Christmas is joyful. Christmas is bright lights and warm cocoa and fresh cookies and gifts and singing children. We like to skip over Advent and go right into Christmas. We like to just get to the good part.
But Advent invites, perhaps even requires, us to consider darkness - the darkness in our world, the darkness inside our own hearts. Pain, regret, sadness, loneliness are the proper backdrop for advent. We lose much if we refuse to acknowledge the darkness. If we try to ignore and push away the darkness, it remains, staring us down at all times.
Christmas recognizes the light; Advent recognizes the darkness.
Lehi taught, ”It must needs be, that there is an opposition in all things” (1 Nephi 2:11).
Phil Schaefer of Christian Fellowship Church in Columbia, MO said, ”Advent leads us to consider our darkness that we may more profoundly see the light.” (Watch the sermon here)
We like to run from the darkness, but God doesn't. Christmas, like all holidays (holy days), serves to re-story us. It causes us to remember our stories. It teaches us about the character of our God. When the world was dark, God didn’t wave a magic wand and turn it to summer. When the world is dark, each December (and usually even more often than that), God doesn’t wave a magic wand and woosh the darkness away. Nope.
God enters in to the darkness of our world, of our families, of our hearts. By entering into the darkness, into our darkness, God invites us, “Watch. Stay. Look. Observe the darkness.” When we embrace and enter into the darkness, when we allow ourselves to feel the full weight of how dark life can be - then, we are able to move past it.

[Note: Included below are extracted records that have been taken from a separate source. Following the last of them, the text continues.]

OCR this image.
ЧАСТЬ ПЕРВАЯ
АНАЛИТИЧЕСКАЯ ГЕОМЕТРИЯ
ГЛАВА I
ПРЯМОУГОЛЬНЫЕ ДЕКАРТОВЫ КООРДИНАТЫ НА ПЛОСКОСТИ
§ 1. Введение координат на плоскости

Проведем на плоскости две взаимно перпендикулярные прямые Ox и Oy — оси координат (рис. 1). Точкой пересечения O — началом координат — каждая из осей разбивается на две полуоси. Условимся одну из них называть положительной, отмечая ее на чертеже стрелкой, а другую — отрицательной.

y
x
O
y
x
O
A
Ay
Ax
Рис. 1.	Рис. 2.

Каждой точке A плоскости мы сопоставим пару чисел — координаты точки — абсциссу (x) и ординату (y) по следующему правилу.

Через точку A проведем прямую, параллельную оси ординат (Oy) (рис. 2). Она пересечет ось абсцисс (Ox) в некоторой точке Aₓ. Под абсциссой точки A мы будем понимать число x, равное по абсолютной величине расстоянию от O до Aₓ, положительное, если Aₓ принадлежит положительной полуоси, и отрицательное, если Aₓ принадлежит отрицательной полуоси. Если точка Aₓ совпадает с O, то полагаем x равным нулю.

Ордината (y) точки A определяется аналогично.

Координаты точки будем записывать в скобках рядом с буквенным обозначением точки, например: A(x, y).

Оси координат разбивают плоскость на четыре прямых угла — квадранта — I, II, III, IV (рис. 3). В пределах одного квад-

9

Advent is for waiting. Advent is for pain. Advent is for darkness.
We waited for Christ to come then. We wait for Christ to come again. We have hurt and we have pain. We need God to join us in our darkness.
And thankfully, God does enter in to our darkness. We need not face it alone. Our God will join us in the dark, in a stable, alone, rejected, cast out. God joins us even there. In the depths of the darkness, we are not alone.